Last month the annual meeting of CALCA, the Cathedral Archives, Libraries and Collections Association of Great Britain and Ireland was held in St Paul’s cathedral, London. This annual gathering of archivists, librarians, collections managers, conservators and cathedral clergy is a valuable opportunity not just to discuss topical issues but to swap experiences and to informally seek and receive advice on a wide variety of issues.

The theme of the conference was ‘Cathedral Collections, Digital Dilemmas’ and it was both encouraging and a little alarming to discover that practices and challenges in many English cathedrals are not dissimilar to the situation in Ireland.

Many cathedrals have deposited the bulk of their older archives in county record offices. This is borne out of a realisation that they cannot provide storage, to a satisfactory archival standard, for large collections and so they tend to retain only the prize items which are likely to be used for exhibition purposes. This mirrors the practice of the Church of Ireland where many cathedral collections have been transferred to the RCB Library.

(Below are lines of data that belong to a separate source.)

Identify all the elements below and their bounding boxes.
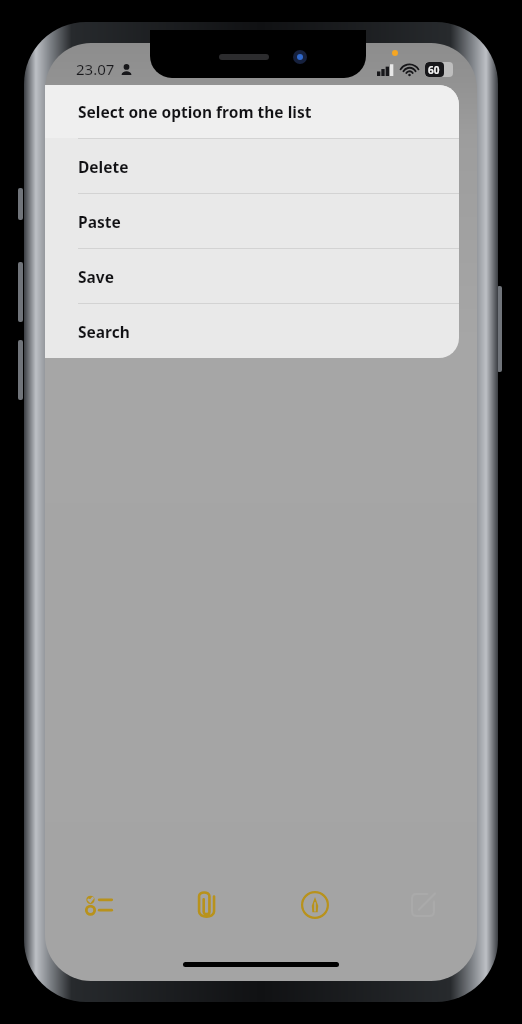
staticText: Search bbox=[78, 321, 130, 342]
staticText: Delete bbox=[78, 156, 129, 177]
button[interactable]: Attach file bbox=[153, 881, 261, 929]
button[interactable]: Save bbox=[45, 249, 459, 303]
staticText: 23.07 bbox=[76, 59, 115, 79]
button[interactable]: Draw bbox=[261, 881, 369, 929]
staticText: Select one option from the list bbox=[78, 101, 312, 122]
staticText: Paste bbox=[78, 211, 121, 232]
button[interactable]: Search bbox=[45, 304, 459, 358]
staticText: 60 bbox=[428, 63, 440, 77]
button[interactable]: Checklist bbox=[45, 881, 153, 929]
button[interactable]: Delete bbox=[45, 139, 459, 193]
staticText: Save bbox=[78, 266, 114, 287]
button[interactable]: Paste bbox=[45, 194, 459, 248]
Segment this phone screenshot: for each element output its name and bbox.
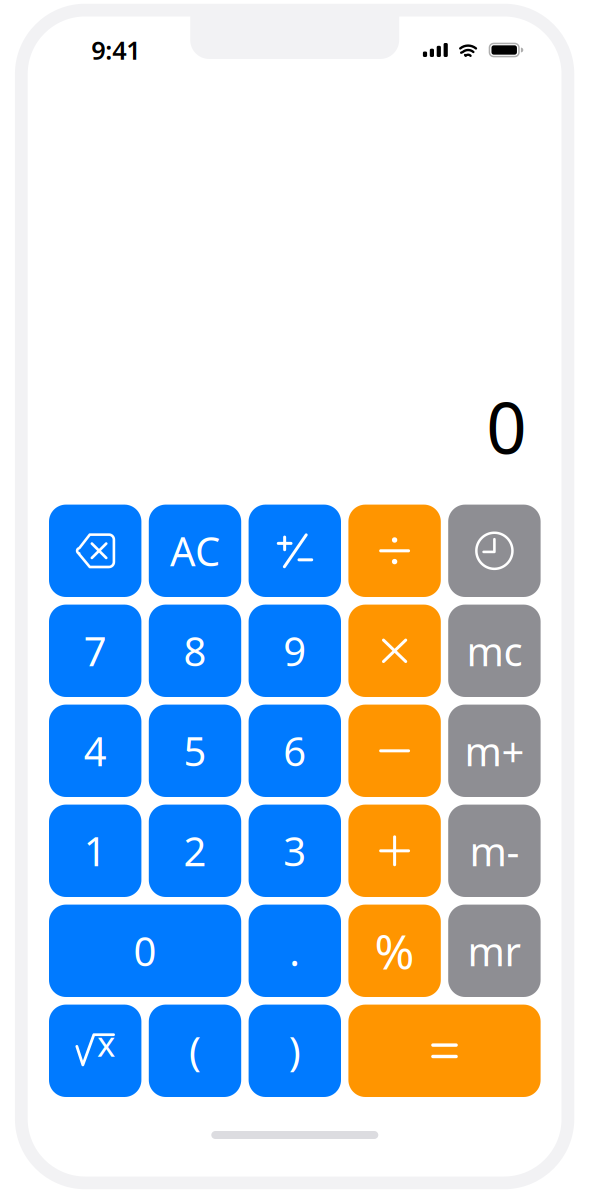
button[interactable]: 0 <box>49 905 241 997</box>
staticText: AC <box>170 524 220 577</box>
button[interactable]: 5 <box>149 705 241 797</box>
button[interactable]: mr <box>448 905 541 997</box>
staticText: 9:41 <box>91 33 140 67</box>
button[interactable]: Equals <box>348 1005 541 1097</box>
button[interactable]: Multiply <box>348 605 441 697</box>
button[interactable]: AC <box>149 505 241 597</box>
button[interactable]: 9 <box>249 605 341 697</box>
staticText: 3 <box>283 824 306 877</box>
staticText: mr <box>467 924 521 977</box>
button[interactable]: 7 <box>49 605 141 697</box>
staticText: ( <box>189 1024 201 1077</box>
staticText: 8 <box>184 624 206 677</box>
staticText: . <box>289 924 300 977</box>
button[interactable]: Delete <box>49 505 141 597</box>
staticText: ) <box>289 1024 301 1077</box>
staticText: 6 <box>283 724 306 777</box>
staticText: % <box>375 919 415 983</box>
staticText: x <box>97 1020 115 1066</box>
button[interactable]: mc <box>448 605 541 697</box>
staticText: 7 <box>84 624 107 677</box>
button[interactable]: 1 <box>49 805 141 897</box>
staticText: 4 <box>84 724 107 777</box>
button[interactable]: . <box>249 905 341 997</box>
staticText: 2 <box>184 824 206 877</box>
staticText: 9 <box>283 624 306 677</box>
button[interactable]: m- <box>448 805 541 897</box>
staticText: 1 <box>84 824 107 877</box>
button[interactable]: 6 <box>249 705 341 797</box>
staticText: m+ <box>464 724 524 777</box>
button[interactable]: Minus <box>348 705 441 797</box>
staticText: 0 <box>486 380 526 474</box>
button[interactable]: 4 <box>49 705 141 797</box>
button[interactable]: 2 <box>149 805 241 897</box>
staticText: 0 <box>134 924 157 977</box>
button[interactable]: m+ <box>448 705 541 797</box>
button[interactable]: % <box>348 905 441 997</box>
staticText: mc <box>466 624 522 677</box>
button[interactable]: 3 <box>249 805 341 897</box>
button[interactable]: Divide <box>348 505 441 597</box>
button[interactable]: ( <box>149 1005 241 1097</box>
button[interactable]: Square root <box>49 1005 141 1097</box>
button[interactable]: 8 <box>149 605 241 697</box>
staticText: m- <box>469 824 519 877</box>
button[interactable]: Plus <box>348 805 441 897</box>
staticText: 5 <box>184 724 206 777</box>
button[interactable]: Plus minus <box>249 505 341 597</box>
button[interactable]: ) <box>249 1005 341 1097</box>
button[interactable]: History <box>448 505 541 597</box>
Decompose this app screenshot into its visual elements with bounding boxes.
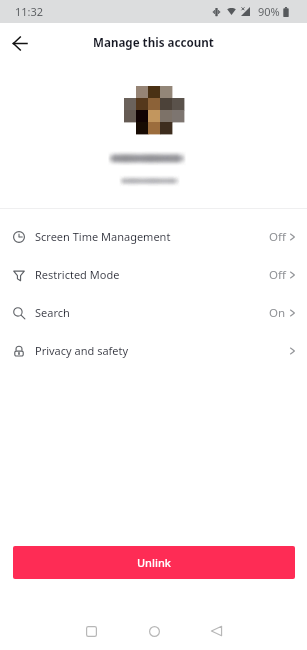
button[interactable]: Privacy and safety (0, 332, 307, 370)
staticText: Restricted Mode (35, 267, 120, 282)
staticText: Privacy and safety (35, 343, 129, 358)
staticText: Manage this account (93, 35, 214, 51)
button[interactable]: Unlink (13, 546, 295, 579)
button[interactable]: Search (0, 294, 307, 332)
staticText: Off (269, 229, 286, 245)
button[interactable]: Back (1, 24, 39, 62)
staticText: On (269, 305, 286, 321)
staticText: Unlink (137, 555, 172, 570)
staticText: Screen Time Management (35, 229, 171, 244)
staticText: 11:32 (15, 4, 44, 19)
staticText: Search (35, 305, 70, 320)
button[interactable]: Home (136, 616, 172, 646)
button[interactable]: Screen Time Management (0, 218, 307, 256)
staticText: Off (269, 267, 286, 283)
button[interactable]: Restricted Mode (0, 256, 307, 294)
button[interactable]: Recent apps (73, 616, 109, 646)
staticText: 90% (258, 4, 280, 19)
button[interactable]: Back (198, 616, 234, 646)
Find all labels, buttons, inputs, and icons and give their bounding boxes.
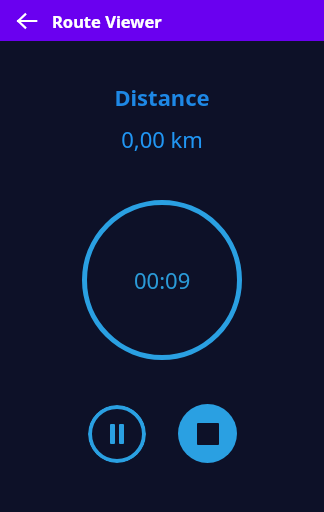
button[interactable]: Stop bbox=[178, 404, 237, 463]
staticText: Distance bbox=[114, 82, 210, 112]
staticText: Route Viewer bbox=[52, 10, 162, 32]
staticText: 00:09 bbox=[134, 265, 191, 295]
button[interactable]: Pause bbox=[88, 405, 146, 463]
staticText: 0,00 km bbox=[121, 124, 203, 154]
button[interactable]: Back bbox=[12, 6, 42, 36]
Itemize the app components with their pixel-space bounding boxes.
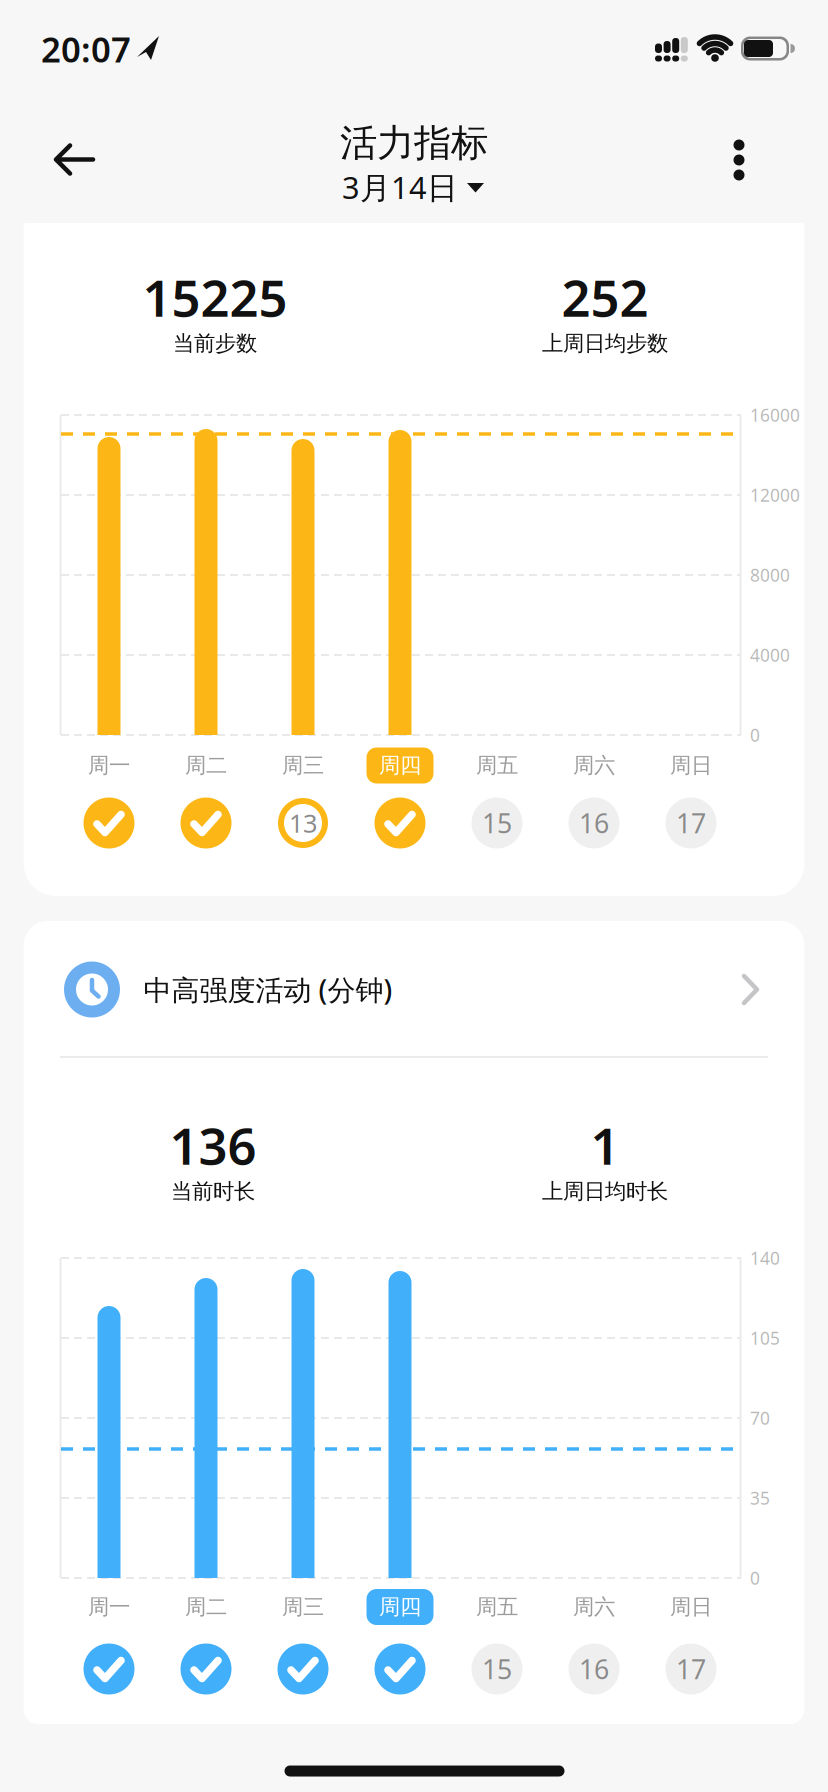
- button[interactable]: 周六: [565, 794, 623, 852]
- button[interactable]: 返回: [30, 138, 115, 181]
- button[interactable]: 周四: [371, 794, 429, 852]
- button[interactable]: 周日: [662, 1640, 720, 1698]
- staticText: 当前时长: [171, 1178, 255, 1205]
- staticText: 周六: [573, 1594, 615, 1620]
- staticText: 16: [579, 1651, 609, 1687]
- staticText: 17: [676, 1651, 706, 1687]
- button[interactable]: 周四: [366, 1589, 434, 1625]
- staticText: 周四: [379, 752, 421, 779]
- staticText: 中高强度活动 (分钟): [144, 971, 392, 1008]
- staticText: 4000: [750, 644, 790, 666]
- staticText: 17: [676, 805, 706, 841]
- button[interactable]: 选择日期: [339, 167, 489, 207]
- staticText: 活力指标: [340, 120, 488, 166]
- button[interactable]: 周二: [177, 1640, 235, 1698]
- staticText: 35: [750, 1486, 770, 1510]
- button[interactable]: 周三: [274, 1640, 332, 1698]
- staticText: 252: [562, 263, 648, 331]
- staticText: 周三: [282, 1594, 324, 1620]
- staticText: 8000: [750, 564, 790, 586]
- staticText: 周二: [185, 1594, 227, 1620]
- button[interactable]: 中高强度活动 (分钟): [24, 924, 804, 1056]
- staticText: 16000: [750, 404, 800, 426]
- button[interactable]: 周一: [80, 794, 138, 852]
- staticText: 周三: [282, 752, 324, 779]
- staticText: 周五: [476, 1594, 518, 1620]
- staticText: 上周日均时长: [542, 1178, 668, 1205]
- staticText: 周一: [88, 1594, 130, 1620]
- staticText: 周一: [88, 752, 130, 779]
- staticText: 周日: [670, 1594, 712, 1620]
- staticText: 16: [579, 805, 609, 841]
- staticText: 20:07: [41, 26, 131, 72]
- staticText: 15225: [142, 263, 288, 331]
- staticText: 周日: [670, 752, 712, 779]
- button[interactable]: 周日: [662, 794, 720, 852]
- staticText: 70: [750, 1406, 770, 1430]
- staticText: 上周日均步数: [542, 330, 668, 357]
- staticText: 15: [482, 1651, 512, 1687]
- button[interactable]: 周四: [371, 1640, 429, 1698]
- staticText: 15: [482, 805, 512, 841]
- staticText: 当前步数: [173, 330, 257, 357]
- staticText: 周四: [379, 1594, 421, 1620]
- staticText: 1: [590, 1111, 620, 1179]
- staticText: 周五: [476, 752, 518, 779]
- button[interactable]: 更多: [714, 135, 764, 185]
- button[interactable]: 周五: [468, 794, 526, 852]
- staticText: 136: [170, 1111, 256, 1179]
- staticText: 周六: [573, 752, 615, 779]
- staticText: 13: [289, 806, 317, 840]
- button[interactable]: 周四: [366, 748, 434, 784]
- button[interactable]: 周五: [468, 1640, 526, 1698]
- staticText: 0: [750, 1566, 760, 1590]
- button[interactable]: 周三: [274, 794, 332, 852]
- staticText: 105: [750, 1326, 780, 1350]
- staticText: 0: [750, 724, 760, 746]
- button[interactable]: 周六: [565, 1640, 623, 1698]
- staticText: 140: [750, 1246, 780, 1270]
- staticText: 3月14日: [342, 167, 458, 207]
- button[interactable]: 周一: [80, 1640, 138, 1698]
- staticText: 12000: [750, 484, 800, 506]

More topically, cathedrals are trying to cope with the challenges of modern records management – duplication of records, significant backlogs, concern about workloads, difficult working relationships. The challenges are, at least in part, a consequence of a reality that in many cases the archives and records dimension is not well enough resourced and is often not seen as a priority by the senior cathedral, administrators. Also, cathedrals are struggling to deal with digitally born records and many are at a very elementary stage developing and implementing appropriate policies.

More conventionally, cathedrals are digitizing their prize manuscripts as presentations on digitizing the St Paul’s Psalter and Rochester cathedral’s 12th Textus Roffensis demonstrated. The Textus Roffensis has recently been one of the new inscription’s to the UNESCO UK Memory of World Register.

Another topical issue is that of memorials. St Paul’s has been working on memorials to artists in the cathedral and  has begun a community engagement project. This will seek to explain contentious monuments which relate to the East India Company and to the West Indies and to provide interpretative texts. The project has benefitted from a research partnership with the University of York.

The only Irish cathedral represented at the conference was Christ Church cathedral, Dublin, which is a long standing member of the Association. Yet there are considerable benefits for other Irish cathedrals in membership, While most of the cathedral libraries have been transferred to the universities and most of the cathedral archives are in the RCB Library there remains in Irish cathedrals a vast array of physical material, much of which is largely undocumented – stonework, furniture, musical instruments, art works, fabrics. These are issues with which the members of CALCA can help. The membership secretary is Katerina Powell at katerinapowellconservation@gmail.com

Tomorrow (Sunday) in Christ Church cathedral, Dublin, the 11am Eucharist and Evensong at 3.30pm will be sung by the choir of St Peter’s cathedral, Exeter.

Summer Music at Sandford continues in Sandford parish church, Ranelagh, on Friday, at 1.10pm, when  Richard Shaffrey (tenor) & David O’Shea (piano) will perform selection of folk songs, operatic arias and songs from the shows.

St Patrick’s cathedral, Dublin, has announced extended opening hours over July and August. The cathedral will  reopen to visitors after Evensong at 6.15pm with last admission at 7.15pm. Booking online in advance is advised as spaces are limited and some evenings may not be available due to private events.